Elevated cortisol levels in people with subclinical Cushing’s syndrome appear to increase their likelihood of metabolic disease — a group of factors that raise the risk of heart disease — even though these patients don’t have the typical weight gain seen in overt Cushing’s syndrome, a study suggests.
Results of the study were presented at the 2019 Endocrine Society Annual Meeting in New Orleans, in a poster titled, “Clinical Characteristics and Metabolic Features of Patients with Subclinical Cushing’s Syndrome and Its Correlation with Cortisol Level.”
In Cushing’s syndrome, too much cortisol circulates in the body, leading to weight gain, fat deposits, fragile skin, and stretch marks. When a person has excess cortisol but lacks these symptoms, they are diagnosed with subclinical Cushing’s syndrome. However, the characteristics of subclinical Cushing’s syndrome are less understood, and the lack of these common symptoms makes diagnosis and monitoring more clinically challenging.
Since these patients do not have the typical weight gain of overt Cushing’s syndrome, it is unclear if they are also at higher risk of metabolic disease.

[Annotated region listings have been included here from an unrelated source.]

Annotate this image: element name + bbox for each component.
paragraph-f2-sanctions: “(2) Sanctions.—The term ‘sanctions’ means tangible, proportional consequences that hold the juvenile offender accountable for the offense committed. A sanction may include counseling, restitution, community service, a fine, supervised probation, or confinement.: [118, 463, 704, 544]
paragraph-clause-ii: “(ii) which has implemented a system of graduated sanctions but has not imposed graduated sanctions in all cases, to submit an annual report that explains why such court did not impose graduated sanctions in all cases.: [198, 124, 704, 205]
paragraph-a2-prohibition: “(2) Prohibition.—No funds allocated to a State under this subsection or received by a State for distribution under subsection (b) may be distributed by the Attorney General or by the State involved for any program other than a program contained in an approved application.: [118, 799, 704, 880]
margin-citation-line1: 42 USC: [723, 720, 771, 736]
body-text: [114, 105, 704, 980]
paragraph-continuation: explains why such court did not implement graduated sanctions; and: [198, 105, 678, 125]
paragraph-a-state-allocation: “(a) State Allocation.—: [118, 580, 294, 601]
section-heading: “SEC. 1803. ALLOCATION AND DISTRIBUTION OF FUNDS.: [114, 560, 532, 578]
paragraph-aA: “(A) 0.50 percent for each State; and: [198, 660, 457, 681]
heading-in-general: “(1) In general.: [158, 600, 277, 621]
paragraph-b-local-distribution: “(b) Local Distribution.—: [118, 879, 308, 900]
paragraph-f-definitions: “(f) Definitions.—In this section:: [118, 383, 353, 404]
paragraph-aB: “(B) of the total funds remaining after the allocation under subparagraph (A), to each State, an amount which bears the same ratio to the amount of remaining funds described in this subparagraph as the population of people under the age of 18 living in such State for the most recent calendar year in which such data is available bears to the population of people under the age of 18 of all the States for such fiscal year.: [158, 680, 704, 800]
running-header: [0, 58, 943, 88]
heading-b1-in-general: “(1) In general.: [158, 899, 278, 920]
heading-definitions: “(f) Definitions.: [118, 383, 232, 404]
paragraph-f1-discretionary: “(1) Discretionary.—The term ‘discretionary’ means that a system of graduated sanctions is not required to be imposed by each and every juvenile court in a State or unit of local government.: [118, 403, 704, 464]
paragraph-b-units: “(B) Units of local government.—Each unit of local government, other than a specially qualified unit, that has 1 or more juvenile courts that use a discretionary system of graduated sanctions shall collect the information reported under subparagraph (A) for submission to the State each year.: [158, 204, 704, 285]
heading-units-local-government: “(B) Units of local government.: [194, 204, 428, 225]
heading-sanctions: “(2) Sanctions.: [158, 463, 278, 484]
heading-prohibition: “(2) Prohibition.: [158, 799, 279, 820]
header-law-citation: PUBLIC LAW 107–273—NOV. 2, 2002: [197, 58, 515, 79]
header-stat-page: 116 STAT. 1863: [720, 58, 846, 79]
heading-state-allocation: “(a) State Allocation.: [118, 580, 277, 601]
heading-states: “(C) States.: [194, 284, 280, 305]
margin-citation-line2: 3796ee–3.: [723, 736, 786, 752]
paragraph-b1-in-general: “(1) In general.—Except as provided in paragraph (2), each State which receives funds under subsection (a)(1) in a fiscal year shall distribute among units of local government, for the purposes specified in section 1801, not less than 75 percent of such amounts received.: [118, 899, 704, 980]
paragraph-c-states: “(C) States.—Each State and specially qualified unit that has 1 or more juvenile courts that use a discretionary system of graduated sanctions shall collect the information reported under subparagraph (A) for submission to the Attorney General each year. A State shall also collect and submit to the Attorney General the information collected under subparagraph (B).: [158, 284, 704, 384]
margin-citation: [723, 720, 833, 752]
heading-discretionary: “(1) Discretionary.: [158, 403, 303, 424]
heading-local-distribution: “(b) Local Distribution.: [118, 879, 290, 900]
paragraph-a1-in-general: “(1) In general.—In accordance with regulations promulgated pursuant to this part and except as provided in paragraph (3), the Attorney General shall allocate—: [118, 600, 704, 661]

To find out, researchers at Nanjing University Medical School in China evaluated the clinical characteristics and metabolic features of subclinical Cushing’s syndrome to determine how cortisol levels correlate.
They analyzed data from 61 patients with overt Cushing’s syndrome, 45 patients with subclinical Cushing’s syndrome, and 52 patients with non-functioning pituitary adenomas — benign tumors in the pituitary gland that do not produce excess hormones — who were used as controls.
Researchers found no difference in age, gender, and body mass index (BMI; a measure of body fat) between the control group and patients with subclinical Cushing’s syndrome. But compared with subclinical Cushing’s syndrome patients, Cushing’s syndrome was more common in younger people (53 vs. 44 years) and in female patients (68.9% vs. 83.6%).
Interestingly, the prevalence of metabolic risk factors was higher among subclinical Cushing’s syndrome patients than in control patients. Factors such as diabetes mellitus (57.8% vs. 32.7%), hypertension (73.3% vs. 53.8%), and low bone mass (41.2% vs. 19.2%) were all more common in subclinical patients.
No significant differences in the incidence of metabolic disease was observed between subclinical and overt Cushing’s patients, suggesting that patients are at higher risk of heart disease even if they don’t show physical signs of Cushing’s syndrome.
Researchers then examined if these metabolic features had any correlation with the patients’ cortisol levels.
First, they found that both subclinical and overt Cushing’s patients had some sort of deregulation in their cortisol circadian rhythm, which is the body’s 24-hour internal clock.
Cortisol levels normally drop during the night — reaching their lowest level around midnight — and after treatment with dexamethasone. However, cortisol levels instead remained elevated in subclinical Cushing’s syndrome patients. This deregulation in the cortisol cycle was even more prominent in overt Cushing’s patients.
The team then found that cortisol levels in subclinical patients were linked to an increase in metabolic risk factors, including higher blood pressure, elevated glucose levels, and a rise in HbA1c — a marker of diabetes mellitus.
These results show that patients with subclinical Cushing’s syndrome have an increased prevalence of metabolic risk factors, the researchers concluded, adding that evaluating levels of cortisol may help in treatment decision-making, and selecting patients for conservative management versus surgery.